Pattie Lovett-Reid: Want to become a landlord? Consider this first
I’ll never own a home in an urban centre, and I’m okay with that.
I hear this so often from those thinking the housing market, while cooling, will never cool enough. Those same people figure the only option is to leave town to buy or never own, convincing themselves they are left with little alternative.
Not so fast. A new poll from CIBC suggests if there is a will there is a way.
Fifty-four per cent of millennial homeowners are opting for an income property. Before you scoff at the idea, or if you think being a landlord isn’t worth the trouble, you might want to reconsider. The poll found those who own a separate rental property earn on average $2,189 per month – that’s a whopping 50 per cent more than their monthly costs. For those who rent out a portion of their home, savings can be as much as 70 per cent, according to CIBC.
This can be a brilliant strategy given the high cost of housing and a growing appetite to create an additional revenue stream. Sure, this doesn’t come without challenges. You need to find the right renter, price it appropriately, there will be ongoing maintenance costs, and as landlord, you really are always on call. However, if your dream is homeownership, this can be financially advantageous.
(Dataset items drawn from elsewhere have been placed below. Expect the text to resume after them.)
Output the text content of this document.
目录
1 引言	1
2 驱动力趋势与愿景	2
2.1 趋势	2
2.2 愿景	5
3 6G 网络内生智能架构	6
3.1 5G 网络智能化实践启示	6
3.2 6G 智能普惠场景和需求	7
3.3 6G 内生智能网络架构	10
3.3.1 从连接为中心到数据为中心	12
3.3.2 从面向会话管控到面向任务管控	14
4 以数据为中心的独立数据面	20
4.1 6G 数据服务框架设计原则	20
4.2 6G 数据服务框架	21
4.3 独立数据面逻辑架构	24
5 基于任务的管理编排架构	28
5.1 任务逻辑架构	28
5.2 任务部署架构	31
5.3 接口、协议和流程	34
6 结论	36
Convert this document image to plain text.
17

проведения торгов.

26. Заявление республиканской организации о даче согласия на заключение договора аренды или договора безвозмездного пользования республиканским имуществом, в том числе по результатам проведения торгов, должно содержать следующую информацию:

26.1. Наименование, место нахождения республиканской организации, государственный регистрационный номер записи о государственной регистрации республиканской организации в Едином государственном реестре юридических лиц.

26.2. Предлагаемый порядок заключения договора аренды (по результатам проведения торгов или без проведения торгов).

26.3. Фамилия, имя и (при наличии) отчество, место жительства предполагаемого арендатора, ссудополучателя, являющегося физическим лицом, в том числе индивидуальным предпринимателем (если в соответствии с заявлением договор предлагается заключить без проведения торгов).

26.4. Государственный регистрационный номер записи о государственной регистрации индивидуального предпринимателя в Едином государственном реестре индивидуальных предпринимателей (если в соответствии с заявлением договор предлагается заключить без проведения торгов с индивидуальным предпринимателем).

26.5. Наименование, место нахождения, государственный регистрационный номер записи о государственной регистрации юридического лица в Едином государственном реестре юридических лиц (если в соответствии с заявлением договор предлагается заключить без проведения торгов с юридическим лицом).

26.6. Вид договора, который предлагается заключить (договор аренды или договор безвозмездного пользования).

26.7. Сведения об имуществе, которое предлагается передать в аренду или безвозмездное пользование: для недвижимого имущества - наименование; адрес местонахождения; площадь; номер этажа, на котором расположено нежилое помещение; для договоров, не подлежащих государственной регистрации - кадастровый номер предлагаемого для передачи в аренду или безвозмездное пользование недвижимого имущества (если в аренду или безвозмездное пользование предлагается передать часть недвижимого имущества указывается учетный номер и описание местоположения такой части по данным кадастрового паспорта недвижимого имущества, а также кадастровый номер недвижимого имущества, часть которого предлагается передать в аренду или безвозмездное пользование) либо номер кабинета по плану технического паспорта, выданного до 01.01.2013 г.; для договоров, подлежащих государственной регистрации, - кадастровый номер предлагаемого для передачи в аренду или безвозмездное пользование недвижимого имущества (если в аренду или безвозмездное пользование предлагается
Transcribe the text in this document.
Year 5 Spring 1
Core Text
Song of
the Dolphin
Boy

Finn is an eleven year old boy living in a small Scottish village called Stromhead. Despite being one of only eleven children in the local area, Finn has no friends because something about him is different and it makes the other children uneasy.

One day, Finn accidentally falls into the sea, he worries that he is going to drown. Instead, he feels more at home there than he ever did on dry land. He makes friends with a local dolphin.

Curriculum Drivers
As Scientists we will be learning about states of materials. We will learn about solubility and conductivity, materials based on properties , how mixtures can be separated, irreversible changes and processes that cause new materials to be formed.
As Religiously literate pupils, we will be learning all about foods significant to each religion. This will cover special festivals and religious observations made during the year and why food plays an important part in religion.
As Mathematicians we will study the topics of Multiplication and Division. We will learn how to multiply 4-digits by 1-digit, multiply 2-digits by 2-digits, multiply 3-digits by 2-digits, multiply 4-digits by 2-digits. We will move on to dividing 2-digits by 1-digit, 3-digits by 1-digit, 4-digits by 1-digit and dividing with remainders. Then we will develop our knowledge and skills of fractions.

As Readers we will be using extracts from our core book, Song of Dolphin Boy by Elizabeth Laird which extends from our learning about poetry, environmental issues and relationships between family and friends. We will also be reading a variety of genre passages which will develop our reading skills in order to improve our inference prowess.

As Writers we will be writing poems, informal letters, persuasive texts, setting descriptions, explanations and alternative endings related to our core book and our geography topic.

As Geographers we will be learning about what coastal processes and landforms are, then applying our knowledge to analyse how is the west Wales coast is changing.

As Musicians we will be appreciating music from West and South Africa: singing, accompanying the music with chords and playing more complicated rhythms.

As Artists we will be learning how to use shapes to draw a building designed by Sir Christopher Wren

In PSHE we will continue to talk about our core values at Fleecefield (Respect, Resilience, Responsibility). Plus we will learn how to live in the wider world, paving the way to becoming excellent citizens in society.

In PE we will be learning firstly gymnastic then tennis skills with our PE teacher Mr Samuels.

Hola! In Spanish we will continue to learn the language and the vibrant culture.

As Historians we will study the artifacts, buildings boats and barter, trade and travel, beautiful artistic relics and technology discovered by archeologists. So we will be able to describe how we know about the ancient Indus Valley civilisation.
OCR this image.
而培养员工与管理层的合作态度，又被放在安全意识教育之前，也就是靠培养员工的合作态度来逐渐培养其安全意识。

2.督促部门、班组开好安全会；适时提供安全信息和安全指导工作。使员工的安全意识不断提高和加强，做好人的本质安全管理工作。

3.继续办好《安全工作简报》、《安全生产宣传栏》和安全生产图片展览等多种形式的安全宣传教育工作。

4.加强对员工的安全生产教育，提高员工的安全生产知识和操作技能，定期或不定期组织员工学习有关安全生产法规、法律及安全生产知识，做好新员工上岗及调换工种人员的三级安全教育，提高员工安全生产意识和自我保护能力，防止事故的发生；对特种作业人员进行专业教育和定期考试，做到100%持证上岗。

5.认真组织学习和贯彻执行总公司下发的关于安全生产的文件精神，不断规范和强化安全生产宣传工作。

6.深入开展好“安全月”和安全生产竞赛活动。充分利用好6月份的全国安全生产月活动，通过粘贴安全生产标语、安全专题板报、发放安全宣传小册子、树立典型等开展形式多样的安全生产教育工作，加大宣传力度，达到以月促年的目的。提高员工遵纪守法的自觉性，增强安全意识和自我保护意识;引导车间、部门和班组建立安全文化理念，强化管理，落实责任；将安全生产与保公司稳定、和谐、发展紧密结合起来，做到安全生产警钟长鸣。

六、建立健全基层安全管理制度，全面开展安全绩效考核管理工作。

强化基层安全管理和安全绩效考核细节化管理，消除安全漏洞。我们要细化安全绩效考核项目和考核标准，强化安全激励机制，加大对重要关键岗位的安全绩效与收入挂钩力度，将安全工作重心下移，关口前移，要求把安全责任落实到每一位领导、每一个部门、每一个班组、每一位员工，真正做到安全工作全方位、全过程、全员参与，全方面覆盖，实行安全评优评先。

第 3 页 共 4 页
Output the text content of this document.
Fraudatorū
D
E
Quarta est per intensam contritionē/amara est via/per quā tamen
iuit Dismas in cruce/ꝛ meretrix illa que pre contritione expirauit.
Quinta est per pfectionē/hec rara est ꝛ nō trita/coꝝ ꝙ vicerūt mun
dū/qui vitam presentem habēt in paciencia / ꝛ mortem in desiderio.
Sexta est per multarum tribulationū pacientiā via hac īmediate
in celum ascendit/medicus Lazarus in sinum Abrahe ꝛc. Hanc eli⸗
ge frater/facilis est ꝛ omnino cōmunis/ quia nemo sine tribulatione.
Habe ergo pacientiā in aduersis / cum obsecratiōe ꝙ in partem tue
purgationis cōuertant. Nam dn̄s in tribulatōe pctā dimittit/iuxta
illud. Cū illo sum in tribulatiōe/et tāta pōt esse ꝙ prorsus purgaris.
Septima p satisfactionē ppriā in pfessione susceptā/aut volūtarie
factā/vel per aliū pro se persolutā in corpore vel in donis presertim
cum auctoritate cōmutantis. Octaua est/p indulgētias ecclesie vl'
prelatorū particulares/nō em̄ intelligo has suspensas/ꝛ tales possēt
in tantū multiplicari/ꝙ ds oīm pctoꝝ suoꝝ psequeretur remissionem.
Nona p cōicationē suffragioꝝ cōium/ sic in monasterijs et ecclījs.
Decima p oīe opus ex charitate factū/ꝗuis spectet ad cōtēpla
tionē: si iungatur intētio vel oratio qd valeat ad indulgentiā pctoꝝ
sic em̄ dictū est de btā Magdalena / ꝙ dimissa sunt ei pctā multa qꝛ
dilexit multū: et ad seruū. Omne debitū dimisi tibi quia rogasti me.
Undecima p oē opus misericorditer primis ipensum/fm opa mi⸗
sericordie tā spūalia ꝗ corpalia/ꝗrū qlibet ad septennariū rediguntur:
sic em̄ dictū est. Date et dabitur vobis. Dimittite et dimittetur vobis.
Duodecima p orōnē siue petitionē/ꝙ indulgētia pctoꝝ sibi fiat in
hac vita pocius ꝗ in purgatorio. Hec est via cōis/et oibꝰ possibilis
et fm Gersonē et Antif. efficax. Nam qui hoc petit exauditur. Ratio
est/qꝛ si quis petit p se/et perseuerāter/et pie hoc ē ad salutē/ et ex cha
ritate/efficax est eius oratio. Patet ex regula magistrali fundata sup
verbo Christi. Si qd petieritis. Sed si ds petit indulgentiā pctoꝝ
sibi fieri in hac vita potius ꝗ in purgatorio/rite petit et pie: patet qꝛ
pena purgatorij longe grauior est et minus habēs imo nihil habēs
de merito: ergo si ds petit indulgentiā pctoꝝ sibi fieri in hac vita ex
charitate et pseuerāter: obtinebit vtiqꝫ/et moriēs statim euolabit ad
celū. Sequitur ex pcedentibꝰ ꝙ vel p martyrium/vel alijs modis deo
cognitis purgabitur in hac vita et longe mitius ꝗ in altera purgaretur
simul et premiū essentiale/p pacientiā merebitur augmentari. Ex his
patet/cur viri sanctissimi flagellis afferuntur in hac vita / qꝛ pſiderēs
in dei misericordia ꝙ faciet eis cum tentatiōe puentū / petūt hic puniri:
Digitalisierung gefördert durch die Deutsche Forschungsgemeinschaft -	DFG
It isn’t for everyone though. Eighty per cent of homeowners surveyed agree that while renting out space in their home makes financial sense, they don’t want to give up their time and privacy to do it. Another 30 per cent say their top concern is dealing with unexpected costs for maintenance and repairs.
Keep in mind financially rewarding doesn’t necessarily equal easy money.
According to Jamie Golombek, managing director, tax and estate planning with CIBC, there are five hacks to consider before becoming a landlord:
1. Be clear about your income expectations. You’ll have to pay tax on rental income and expect to spend one to two months of rental income on property maintenance and repairs.
2. Invest in the location and quality of your space to attract quality tenants.
3. Understand your legal obligations as a landlord as well as zoning and insurance issues for renting out your space.
4. Be prepared to spend time and energy addressing tenant concerns promptly.
5. Stay organized and keep records of all rental expenses.
Finally, the poll found 69 per cent of landlords admit to discounting rent to family and friends. Be careful, because this could limit your ability to deduct expenses or claim a loss. I’m not suggesting this isn’t a nice thing to do – or even the right thing to do – but if you are looking for your rental property to be financially lucrative, strip out the emotion and treat it like a business.